Assessment of Software Bug Complexity and Severity using Evolutionary SOM Scheme
Author(s) -
Malvika Rao,
AUTHOR_ID,
Dr.P Suryanarayana Babu,
AUTHOR_ID
Publication year - 2019
Publication title -
international journal of engineering and advanced technology
Language(s) - English
Resource type - Journals
ISSN - 2249-8958
DOI - 10.35940/ijeat.f9257.088619
Subject(s) - software bug , computer science , software regression , software , software quality , software development , process (computing) , software maintenance , reliability engineering , software construction , software metric , software engineering , engineering , operating system
The software defect prediction and assessment plays a significant role in the software development process.
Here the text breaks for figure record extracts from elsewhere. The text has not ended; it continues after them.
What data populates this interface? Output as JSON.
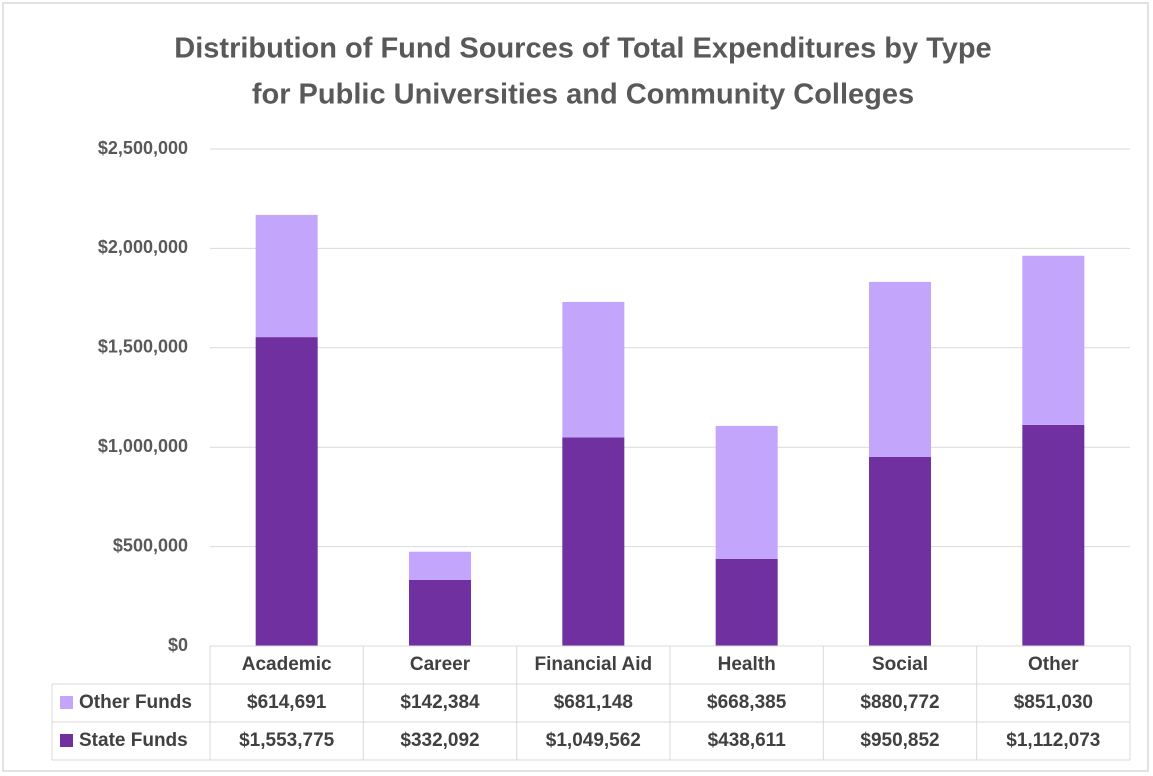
{
  "chart_data": {
    "type": "bar",
    "stacked": true,
    "title": [
      "Distribution of Fund Sources of Total Expenditures by Type",
      "for Public Universities and Community Colleges"
    ],
    "categories": [
      "Academic",
      "Career",
      "Financial Aid",
      "Health",
      "Social",
      "Other"
    ],
    "series": [
      {
        "name": "State Funds",
        "color": "#7030a0",
        "values": [
          1553775,
          332092,
          1049562,
          438611,
          950852,
          1112073
        ],
        "value_labels": [
          "$1,553,775",
          "$332,092",
          "$1,049,562",
          "$438,611",
          "$950,852",
          "$1,112,073"
        ]
      },
      {
        "name": "Other Funds",
        "color": "#c3a6fc",
        "values": [
          614691,
          142384,
          681148,
          668385,
          880772,
          851030
        ],
        "value_labels": [
          "$614,691",
          "$142,384",
          "$681,148",
          "$668,385",
          "$880,772",
          "$851,030"
        ]
      }
    ],
    "ylim": [
      0,
      2500000
    ],
    "yticks": [
      {
        "value": 0,
        "label": "$0"
      },
      {
        "value": 500000,
        "label": "$500,000"
      },
      {
        "value": 1000000,
        "label": "$1,000,000"
      },
      {
        "value": 1500000,
        "label": "$1,500,000"
      },
      {
        "value": 2000000,
        "label": "$2,000,000"
      },
      {
        "value": 2500000,
        "label": "$2,500,000"
      }
    ],
    "grid": true,
    "data_table": true
  }
}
Predicting software defects in the earlier stages will increases the software quality, reliability and efficiency, the cost of detecting and eliminating software defects have been the most expensive task during both development and maintenance process, as software demands increase and delivery of the software span decreased, ensuring software quality becomes a challenge. However, due to inadequate testing, no software can pretend to be free from errors. Bug repositories are used for storing and managing bugs in software projects. A bug in the repositories is recorded as a bug report. When a bug is found by a tester its available information is entered in defect tracking systems. During its resolution process a bug enters into various bug states. These defect tracking systems enable user to give the information about the bugs while running the software. However, the severity prediction has recently gained a lot of attention in software maintenance. Bugs with greater severity should be resolved before bugs with lower severity. In this paper an evolutionary interactive scheme to evaluate bug reports and assess the severity is proposed. This paper presents a Software Bug Complexity Cluster (SBCC) using Self Organizing Maps. In this SBCC a feature matrix is built using bug durations and the complexities of software bugs are categorized into distinct clusters including Blocker, Critical, Major, Trivial and Minor by specifying negative impact of the defect using two different techniques, namely k-means and SOM. Bug duration, proximity error and pre-defined distance functions are used to estimate the accuracy of different bug complexities. Our systematic study found that SOM's proximity error and fitness have greater performance and efficiency than K-Means. The collected results showed better performance for the SBCC with respect to fitness and cluster proximity error.